DARPA Software Enabled Control

The Software-Enabled Control (SEC) program sponsored by the Defense Advanced Research Projects Agency (DARPA) of the United States represents the first large-scale, targeted effort toward integration of advances in computing and control of autonomous, uninhabited air vehicles (UAVs). The SEC vision was to enable advanced control systems that exploit information to significantly increases in the performance and reliability of these vehicles. As part of the SEC program, the University of Minnesota (UMN) | University of California, Berkeley (UCB) team developed a unified design framework to synthesize and simulate individual vehicle management systems.
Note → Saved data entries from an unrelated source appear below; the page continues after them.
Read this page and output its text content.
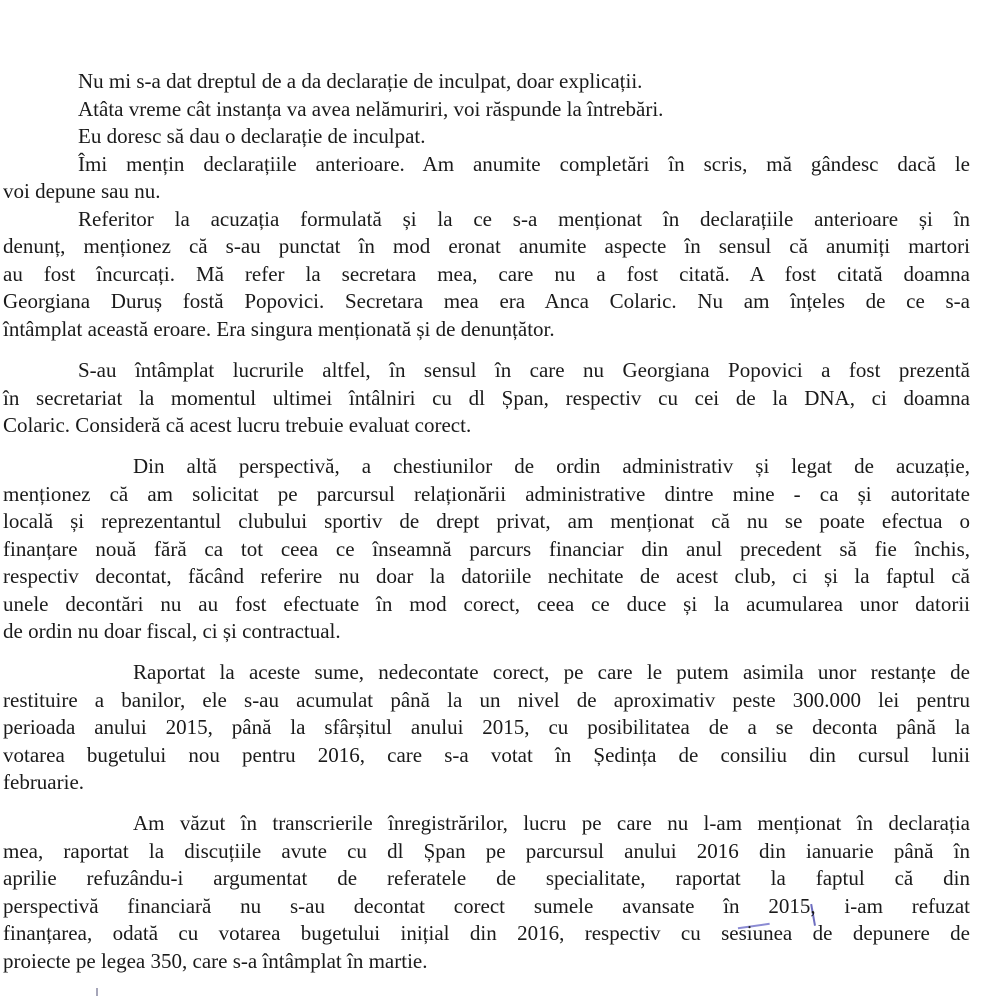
Nu mi s-a dat dreptul de a da declarație de inculpat, doar explicații.
Atâta vreme cât instanța va avea nelămuriri, voi răspunde la întrebări.
Eu doresc să dau o declarație de inculpat.
Îmi mențin declarațiile anterioare. Am anumite completări în scris, mă gândesc dacă le
voi depune sau nu.
Referitor la acuzația formulată și la ce s-a menționat în declarațiile anterioare și în
denunț, menționez că s-au punctat în mod eronat anumite aspecte în sensul că anumiți martori
au fost încurcați. Mă refer la secretara mea, care nu a fost citată. A fost citată doamna
Georgiana Duruș fostă Popovici. Secretara mea era Anca Colaric. Nu am înțeles de ce s-a
întâmplat această eroare. Era singura menționată și de denunțător.
S-au întâmplat lucrurile altfel, în sensul în care nu Georgiana Popovici a fost prezentă
în secretariat la momentul ultimei întâlniri cu dl Șpan, respectiv cu cei de la DNA, ci doamna
Colaric. Consideră că acest lucru trebuie evaluat corect.
Din altă perspectivă, a chestiunilor de ordin administrativ și legat de acuzație,
menționez că am solicitat pe parcursul relaționării administrative dintre mine - ca și autoritate
locală și reprezentantul clubului sportiv de drept privat, am menționat că nu se poate efectua o
finanțare nouă fără ca tot ceea ce înseamnă parcurs financiar din anul precedent să fie închis,
respectiv decontat, făcând referire nu doar la datoriile nechitate de acest club, ci și la faptul că
unele decontări nu au fost efectuate în mod corect, ceea ce duce și la acumularea unor datorii
de ordin nu doar fiscal, ci și contractual.
Raportat la aceste sume, nedecontate corect, pe care le putem asimila unor restanțe de
restituire a banilor, ele s-au acumulat până la un nivel de aproximativ peste 300.000 lei pentru
perioada anului 2015, până la sfârșitul anului 2015, cu posibilitatea de a se deconta până la
votarea bugetului nou pentru 2016, care s-a votat în Ședința de consiliu din cursul lunii
februarie.
Am văzut în transcrierile înregistrărilor, lucru pe care nu l-am menționat în declarația
mea, raportat la discuțiile avute cu dl Șpan pe parcursul anului 2016 din ianuarie până în
aprilie refuzându-i argumentat de referatele de specialitate, raportat la faptul că din
perspectivă financiară nu s-au decontat corect sumele avansate în 2015, i-am refuzat
finanțarea, odată cu votarea bugetului inițial din 2016, respectiv cu sesiunea de depunere de
proiecte pe legea 350, care s-a întâmplat în martie.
On-line control customization for Uninhabited Air Vehicles (UAVs) was the focus of our efforts during the five year program. Advances in on-line control customization have enabled a dramatic increase in military effectiveness by increasing the level of autonomy in UAVs, probability of mission success and survivability, expanding the range of UAV missions while reducing air vehicle fatigue and life cycle costs. The benefits to the military include use of extremely aggressive maneuvering of UAVs to achieve mission directives, accommodation of goal changes in real-time, life-extending control, a reduced need for hardware redundancy while allowing more complex control strategies without increased software production and verification costs. A key component of our research was the integration of our algorithms into the Open Control Platform (OCP) software infrastructure. During the five year program advances were made in the areas of modeling, receding horizon control (RHC), linear parameter-varying (LPV) control, fault detection, reconfiguration, anytime control algorithms and real-time control interfaces and algorithms.